Technical information
- Licensing authority: NTC
- Power: 10,000 watts
- ERP: 25,000 watts

Links
- Website: www.gmanetwork.com

= DWRA =

Radio station in Baguio, Philippines

DWRA (92.7 FM), broadcasting as Barangay LS 92.7, is a radio station owned and operated by GMA Network, Inc. The station's studio is located at the 4th Floor EDY Building Baguio City, and its transmitter is located at Sitio Lamut, Barangay Beckel, La Trinidad, Benguet.

==History==
===1996–2014: Campus Radio===
The station was established on October 6, 1996, as Campus Radio. It switched to mass-based format.

===2014–present: Barangay===

Barangay FM 92.7 logo from 2023 to 2026

On February 17, 2014, as part of RGMA's brand unification, the station rebranded as Barangay 92.7 and carried-over the slogan "Isang Bansa, Isang Barangay". In 2017, the station was rebranded as Barangay FM 92.7. In 2019, the station adapted its tagline "Ayos!", which was used by several Campus Radio stations.

On April 5, 2026, the station adapted the Barangay LS branding from its flagship station in Metro Manila.

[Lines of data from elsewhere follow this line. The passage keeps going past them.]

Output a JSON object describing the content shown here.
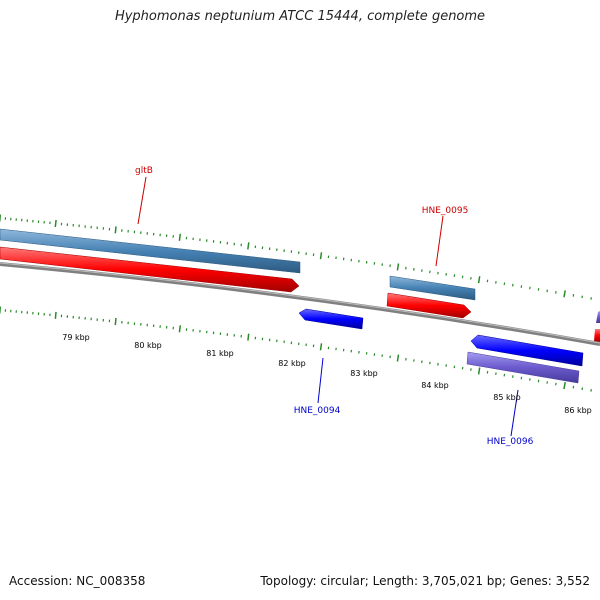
{
  "title": "Hyphomonas neptunium ATCC 15444, complete genome",
  "footer": {
    "accession": "Accession: NC_008358",
    "summary": "Topology: circular; Length: 3,705,021 bp; Genes: 3,552"
  },
  "colors": {
    "backbone": "#808080",
    "tick": "#2a8a2a",
    "forward_cds": "#ff0000",
    "forward_gene": "#4682b4",
    "reverse_cds": "#0000ff",
    "reverse_gene": "#6a5acd",
    "forward_label": "#cc0000",
    "reverse_label": "#0000cc"
  },
  "scale_labels": [
    "79 kbp",
    "80 kbp",
    "81 kbp",
    "82 kbp",
    "83 kbp",
    "84 kbp",
    "85 kbp",
    "86 kbp"
  ],
  "gene_labels": {
    "gltB": "gltB",
    "HNE_0095": "HNE_0095",
    "HNE_0094": "HNE_0094",
    "HNE_0096": "HNE_0096"
  }
}
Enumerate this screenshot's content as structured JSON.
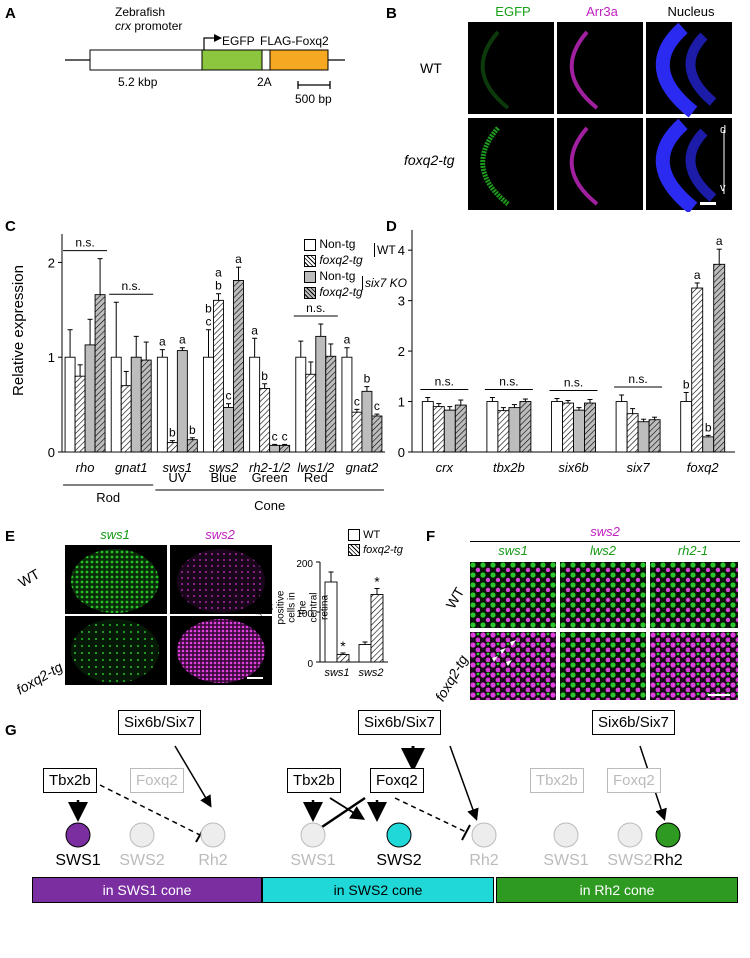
{
  "panels": {
    "A": "A",
    "B": "B",
    "C": "C",
    "D": "D",
    "E": "E",
    "F": "F",
    "G": "G"
  },
  "panel_a": {
    "species_label": "Zebrafish",
    "promoter_gene": "crx",
    "promoter_word": "promoter",
    "promoter_size": "5.2 kbp",
    "egfp": "EGFP",
    "linker": "2A",
    "flag": "FLAG-Foxq2",
    "scale": "500 bp"
  },
  "panel_b": {
    "columns": [
      "EGFP",
      "Arr3a",
      "Nucleus"
    ],
    "column_colors": [
      "#18a018",
      "#c020c0",
      "#1a1ad8"
    ],
    "rows": [
      "WT",
      "foxq2-tg"
    ],
    "axis_d": "d",
    "axis_v": "v"
  },
  "chart_data": [
    {
      "panel": "C",
      "type": "bar",
      "ylabel": "Relative expression",
      "ylim": [
        0,
        2.3
      ],
      "yticks": [
        "0",
        "1",
        "2"
      ],
      "categories": [
        "rho",
        "gnat1",
        "sws1",
        "sws2",
        "rh2-1/2",
        "lws1/2",
        "gnat2"
      ],
      "category_groups": [
        {
          "label": "Rod",
          "sub": ""
        },
        {
          "label": "Cone",
          "sub": ""
        }
      ],
      "cone_subtypes": [
        "UV",
        "Blue",
        "Green",
        "Red"
      ],
      "legend": {
        "series": [
          "Non-tg",
          "foxq2-tg",
          "Non-tg",
          "foxq2-tg"
        ],
        "groups": [
          "WT",
          "six7 KO"
        ]
      },
      "series": [
        {
          "name": "Non-tg (WT)",
          "fill": "white",
          "values": [
            1.0,
            1.0,
            1.0,
            1.0,
            1.0,
            1.0,
            1.0
          ],
          "errors": [
            0.29,
            0.58,
            0.08,
            0.29,
            0.2,
            0.17,
            0.1
          ]
        },
        {
          "name": "foxq2-tg (WT)",
          "fill": "hatch",
          "values": [
            0.8,
            0.7,
            0.1,
            1.6,
            0.67,
            0.82,
            0.42
          ],
          "errors": [
            0.12,
            0.15,
            0.02,
            0.07,
            0.05,
            0.13,
            0.03
          ]
        },
        {
          "name": "Non-tg (six7 KO)",
          "fill": "gray",
          "values": [
            1.13,
            1.0,
            1.07,
            0.47,
            0.07,
            1.22,
            0.64
          ],
          "errors": [
            0.27,
            0.22,
            0.03,
            0.04,
            0.01,
            0.13,
            0.05
          ]
        },
        {
          "name": "foxq2-tg (six7 KO)",
          "fill": "graphatch",
          "values": [
            1.66,
            0.97,
            0.13,
            1.81,
            0.07,
            1.01,
            0.38
          ],
          "errors": [
            0.38,
            0.19,
            0.02,
            0.14,
            0.01,
            0.13,
            0.02
          ]
        }
      ],
      "annotations": [
        {
          "category": "rho",
          "text": "n.s."
        },
        {
          "category": "gnat1",
          "text": "n.s."
        },
        {
          "category": "lws1/2",
          "text": "n.s."
        },
        {
          "category": "sws1",
          "bars": [
            "a",
            "b",
            "a",
            "b"
          ]
        },
        {
          "category": "sws2",
          "bars": [
            "b c",
            "a b",
            "c",
            "a"
          ]
        },
        {
          "category": "rh2-1/2",
          "bars": [
            "a",
            "b",
            "c",
            "c"
          ]
        },
        {
          "category": "gnat2",
          "bars": [
            "a",
            "c",
            "b",
            "c"
          ]
        }
      ]
    },
    {
      "panel": "D",
      "type": "bar",
      "ylabel": "",
      "ylim": [
        0,
        4.4
      ],
      "yticks": [
        "0",
        "1",
        "2",
        "3",
        "4"
      ],
      "categories": [
        "crx",
        "tbx2b",
        "six6b",
        "six7",
        "foxq2"
      ],
      "series": [
        {
          "name": "Non-tg (WT)",
          "fill": "white",
          "values": [
            1.0,
            1.0,
            1.0,
            1.0,
            1.0
          ],
          "errors": [
            0.08,
            0.08,
            0.06,
            0.13,
            0.18
          ]
        },
        {
          "name": "foxq2-tg (WT)",
          "fill": "hatch",
          "values": [
            0.9,
            0.82,
            0.97,
            0.76,
            3.25
          ],
          "errors": [
            0.06,
            0.06,
            0.05,
            0.1,
            0.1
          ]
        },
        {
          "name": "Non-tg (six7 KO)",
          "fill": "gray",
          "values": [
            0.83,
            0.88,
            0.83,
            0.6,
            0.3
          ],
          "errors": [
            0.07,
            0.06,
            0.05,
            0.05,
            0.03
          ]
        },
        {
          "name": "foxq2-tg (six7 KO)",
          "fill": "graphatch",
          "values": [
            0.93,
            1.0,
            0.97,
            0.64,
            3.72
          ],
          "errors": [
            0.1,
            0.05,
            0.07,
            0.05,
            0.3
          ]
        }
      ],
      "annotations": [
        {
          "category": "crx",
          "text": "n.s."
        },
        {
          "category": "tbx2b",
          "text": "n.s."
        },
        {
          "category": "six6b",
          "text": "n.s."
        },
        {
          "category": "six7",
          "text": "n.s."
        },
        {
          "category": "foxq2",
          "bars": [
            "b",
            "a",
            "b",
            "a"
          ]
        }
      ]
    },
    {
      "panel": "E",
      "type": "bar",
      "ylabel": "Number of positive cells in the central retina",
      "ylim": [
        0,
        200
      ],
      "yticks": [
        "0",
        "100",
        "200"
      ],
      "categories": [
        "sws1",
        "sws2"
      ],
      "legend": [
        "WT",
        "foxq2-tg"
      ],
      "series": [
        {
          "name": "WT",
          "fill": "white",
          "values": [
            160,
            35
          ],
          "errors": [
            20,
            5
          ]
        },
        {
          "name": "foxq2-tg",
          "fill": "hatch",
          "values": [
            15,
            135
          ],
          "errors": [
            3,
            12
          ]
        }
      ],
      "annotations": [
        {
          "category": "sws1",
          "text": "*"
        },
        {
          "category": "sws2",
          "text": "*"
        }
      ]
    }
  ],
  "panel_e": {
    "columns": [
      "sws1",
      "sws2"
    ],
    "column_colors": [
      "#159a15",
      "#c020c0"
    ],
    "rows": [
      "WT",
      "foxq2-tg"
    ]
  },
  "panel_f": {
    "top": "sws2",
    "columns": [
      "sws1",
      "lws2",
      "rh2-1"
    ],
    "rows": [
      "WT",
      "foxq2-tg"
    ]
  },
  "panel_g": {
    "regulators": {
      "six": "Six6b/Six7",
      "tbx": "Tbx2b",
      "foxq": "Foxq2"
    },
    "opsins": [
      "SWS1",
      "SWS2",
      "Rh2"
    ],
    "cones": [
      "in SWS1 cone",
      "in SWS2 cone",
      "in Rh2 cone"
    ],
    "colors": {
      "sws1": "#7b2ea0",
      "sws2": "#20d8d8",
      "rh2": "#2f9a22",
      "inactive": "#bdbdbd"
    }
  }
}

==Awards and recognition==
In 2002 and 2003, the station was selected finalist in the KBP Golden Dove Awards for Best Provincial Radio Variety Show (Campus Centerfold) and Provincial Radio Variety Show Host (Bobby Boom). In 2010 and 2011, the station's program Talk To Papa was selected finalist for Best Radio Counseling Program in the Catholic Mass Media Awards. In 2011, the station's Mga Kuwentong Karnero (now called Pelikulang Panradyo) was selected finalist for Best Radio Drama program. Papa Boom was also voted Best Male DJ in 2011 and 2012 by the UP Baguio Dap-ay Awards for Media.

==Events==
Radio GMA Baguio is known in the Northern Luzon events scene for its trademark band competition, "Bulaklak Rock" which started in 2004 until 2011. In 2012, they launched "Bulaklak Rock: Acoustic Session" at Panagbenga Festival's Session Road In Bloom. In 2013, they staged the first "Campus Radio Streetjump Session: Baguio's Ultimate Dance Battle" for the dance crews in Northern Luzon.